Они посмотрели на него как на сумасшедшего, как будто у него изо рта пошла пена. Он невольно поднял руку и вытер губы тыльной стороной ладони.
– Слушай. – Лицо Пола Уилби наливалось кровью. – Что ты тут из себя изображаешь? Я только что проехал сорок миль, но я готов развернуться и поехать обратно, если хочешь.
– Ты же не можешь здесь остаться. В доме еврея.
– Еврей, шмеврей, – сказала Филлис, – кончай, Лео.
– Дорогой… – вмешалась Джанет.
– Я так понимаю, вам больше не интересен дом Макгаффи, – сказал Рансибл, – раз уж вы увидели чернокожего…

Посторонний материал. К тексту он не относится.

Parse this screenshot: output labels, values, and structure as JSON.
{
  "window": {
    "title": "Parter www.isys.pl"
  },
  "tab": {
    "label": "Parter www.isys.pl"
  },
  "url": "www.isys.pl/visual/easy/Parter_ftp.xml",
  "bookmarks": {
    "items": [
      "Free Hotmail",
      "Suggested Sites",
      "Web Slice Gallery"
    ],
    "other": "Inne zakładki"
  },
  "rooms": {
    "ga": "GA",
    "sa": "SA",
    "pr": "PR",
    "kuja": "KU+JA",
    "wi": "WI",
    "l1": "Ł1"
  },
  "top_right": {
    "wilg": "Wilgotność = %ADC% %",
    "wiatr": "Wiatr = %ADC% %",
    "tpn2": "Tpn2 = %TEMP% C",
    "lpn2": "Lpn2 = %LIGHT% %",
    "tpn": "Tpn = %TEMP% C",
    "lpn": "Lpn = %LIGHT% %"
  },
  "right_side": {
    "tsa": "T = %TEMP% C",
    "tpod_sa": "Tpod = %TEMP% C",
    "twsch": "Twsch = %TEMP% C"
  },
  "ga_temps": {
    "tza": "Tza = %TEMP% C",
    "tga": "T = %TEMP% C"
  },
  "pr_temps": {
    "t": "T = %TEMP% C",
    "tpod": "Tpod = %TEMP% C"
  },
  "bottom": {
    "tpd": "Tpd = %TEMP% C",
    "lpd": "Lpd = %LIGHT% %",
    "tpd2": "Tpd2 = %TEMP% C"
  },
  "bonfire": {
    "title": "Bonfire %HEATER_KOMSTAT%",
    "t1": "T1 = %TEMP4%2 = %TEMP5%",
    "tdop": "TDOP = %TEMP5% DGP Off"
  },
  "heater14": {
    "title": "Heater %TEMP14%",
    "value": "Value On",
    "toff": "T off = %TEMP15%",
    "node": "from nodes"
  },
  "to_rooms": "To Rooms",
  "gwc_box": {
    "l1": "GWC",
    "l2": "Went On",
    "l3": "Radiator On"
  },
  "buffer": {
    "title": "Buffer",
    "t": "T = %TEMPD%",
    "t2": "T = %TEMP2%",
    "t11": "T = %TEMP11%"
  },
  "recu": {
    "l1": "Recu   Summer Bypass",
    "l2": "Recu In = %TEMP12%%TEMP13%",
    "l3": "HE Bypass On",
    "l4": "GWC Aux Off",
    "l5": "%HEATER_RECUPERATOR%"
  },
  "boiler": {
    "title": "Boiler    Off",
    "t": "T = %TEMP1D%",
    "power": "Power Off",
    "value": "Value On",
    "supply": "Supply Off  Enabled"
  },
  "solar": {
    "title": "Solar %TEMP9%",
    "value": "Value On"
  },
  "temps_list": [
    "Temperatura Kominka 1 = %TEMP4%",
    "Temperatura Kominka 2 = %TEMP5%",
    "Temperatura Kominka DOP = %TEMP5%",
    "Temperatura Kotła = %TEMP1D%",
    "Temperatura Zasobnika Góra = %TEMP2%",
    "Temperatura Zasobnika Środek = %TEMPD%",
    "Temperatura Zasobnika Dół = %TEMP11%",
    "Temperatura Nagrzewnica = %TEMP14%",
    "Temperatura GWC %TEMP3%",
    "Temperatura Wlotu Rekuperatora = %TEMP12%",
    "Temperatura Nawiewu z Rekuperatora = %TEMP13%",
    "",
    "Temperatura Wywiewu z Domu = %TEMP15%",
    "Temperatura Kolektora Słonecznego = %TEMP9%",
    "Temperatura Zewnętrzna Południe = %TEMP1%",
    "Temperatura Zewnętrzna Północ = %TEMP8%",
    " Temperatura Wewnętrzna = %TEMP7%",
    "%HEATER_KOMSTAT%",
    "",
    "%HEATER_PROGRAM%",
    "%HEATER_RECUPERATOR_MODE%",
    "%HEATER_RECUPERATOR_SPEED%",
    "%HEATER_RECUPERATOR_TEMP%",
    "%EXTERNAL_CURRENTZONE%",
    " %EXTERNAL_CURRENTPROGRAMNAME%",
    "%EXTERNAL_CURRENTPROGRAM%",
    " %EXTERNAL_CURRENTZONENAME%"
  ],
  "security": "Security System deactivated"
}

– Черт, – громко сказал Пол, – я просто спросил, есть ли в городе цветные. Я разве говорил что-то другое? Или это неприлично? А ты, как всегда, немедленно залезаешь на трибуну и начинаешь проповедовать…
– Да не залезаю я.
– Хрена с два.
– Я не продам вам дом Макгаффи, – сказал Рансибл, – и вот почему. С удовольствием вам об этом расскажу. Хватит с меня фашизма. Я сражался с ним и почти отдал ему жизнь. То есть почти отдал жизнь за то, чтобы стереть его с лица земли.